Scheres grew up in North Limburg. “My father was the village vet, and I wanted to become that too. But when I was selected for veterinary medicine, I decided to study chemistry.” During his PhD, he wanted to unravel the structure of a protein, but laboratory research – purifying proteins – did not suit him. “Too much fiddling. Then I started developing software to help unravel those structures.”
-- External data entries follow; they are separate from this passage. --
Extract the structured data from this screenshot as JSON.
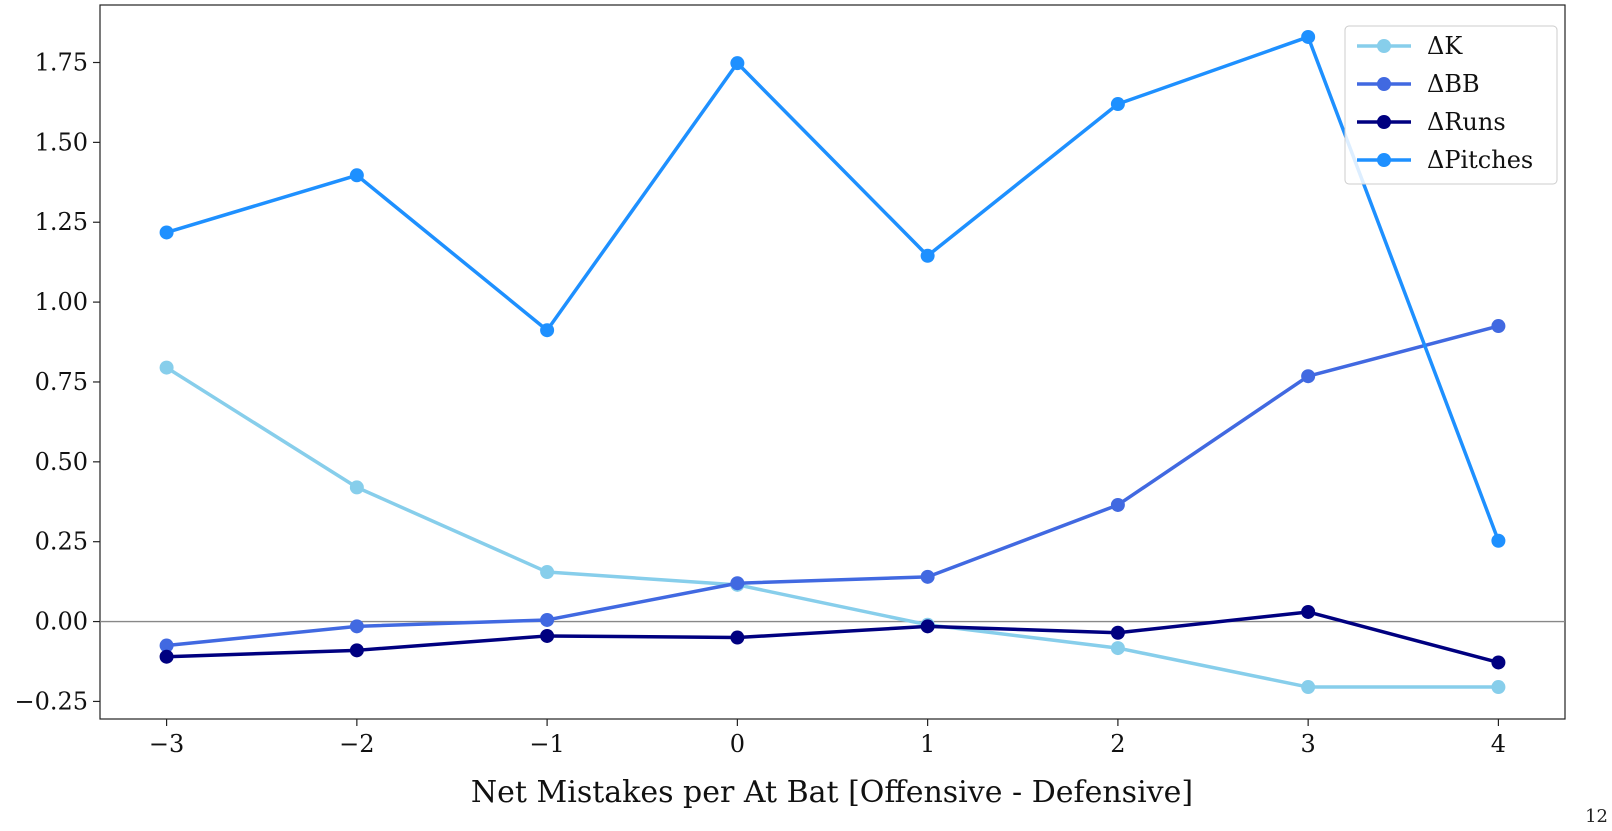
{
  "chart_data": {
    "type": "line",
    "xlabel": "Net Mistakes per At Bat [Offensive - Defensive]",
    "ylabel": "",
    "x": [
      -3,
      -2,
      -1,
      0,
      1,
      2,
      3,
      4
    ],
    "xlim": [
      -3.35,
      4.35
    ],
    "ylim": [
      -0.305,
      1.93
    ],
    "xticks": [
      -3,
      -2,
      -1,
      0,
      1,
      2,
      3,
      4
    ],
    "xtick_labels": [
      "−3",
      "−2",
      "−1",
      "0",
      "1",
      "2",
      "3",
      "4"
    ],
    "yticks": [
      -0.25,
      0,
      0.25,
      0.5,
      0.75,
      1.0,
      1.25,
      1.5,
      1.75
    ],
    "ytick_labels": [
      "−0.25",
      "0.00",
      "0.25",
      "0.50",
      "0.75",
      "1.00",
      "1.25",
      "1.50",
      "1.75"
    ],
    "reference_line_y": 0,
    "grid": false,
    "legend_position": "top-right",
    "series": [
      {
        "name": "ΔK",
        "color": "#87CEEB",
        "values": [
          0.795,
          0.42,
          0.155,
          0.115,
          -0.01,
          -0.083,
          -0.205,
          -0.205
        ]
      },
      {
        "name": "ΔBB",
        "color": "#4169E1",
        "values": [
          -0.075,
          -0.015,
          0.005,
          0.12,
          0.14,
          0.365,
          0.768,
          0.925
        ]
      },
      {
        "name": "ΔRuns",
        "color": "#000080",
        "values": [
          -0.11,
          -0.09,
          -0.045,
          -0.05,
          -0.015,
          -0.035,
          0.03,
          -0.128
        ]
      },
      {
        "name": "ΔPitches",
        "color": "#1E90FF",
        "values": [
          1.218,
          1.397,
          0.912,
          1.748,
          1.145,
          1.62,
          1.83,
          0.253
        ]
      }
    ]
  },
  "page_number": "12"
}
Initially you mainly worked with X-rays.
“Yes, but it had already been automated to such an extent that little seemed possible in the field of software improvement. That’s when I started focusing on cryo-EM. That method was still in its infancy.”
But now…
“…the Sjors of twenty years ago would also find this not challenging enough, haha. Yes, we have come a long way with cryo-EM. But there are still challenges. We can already make images of rigid protein molecules down to atomic resolution, 0.1 nanometer. Only: most proteins are very mobile. That is why we now want to use artificial intelligence to ensure that these molecules can also be imaged down to the atomic level. At the same time, we want to unravel the protein structures of neurodegenerative diseases in even greater detail. If we can recreate these structures, this will hopefully lead to better insight into the molecular mechanisms that underlie them. And who knows, this may one day lead to better diagnostics and treatment.”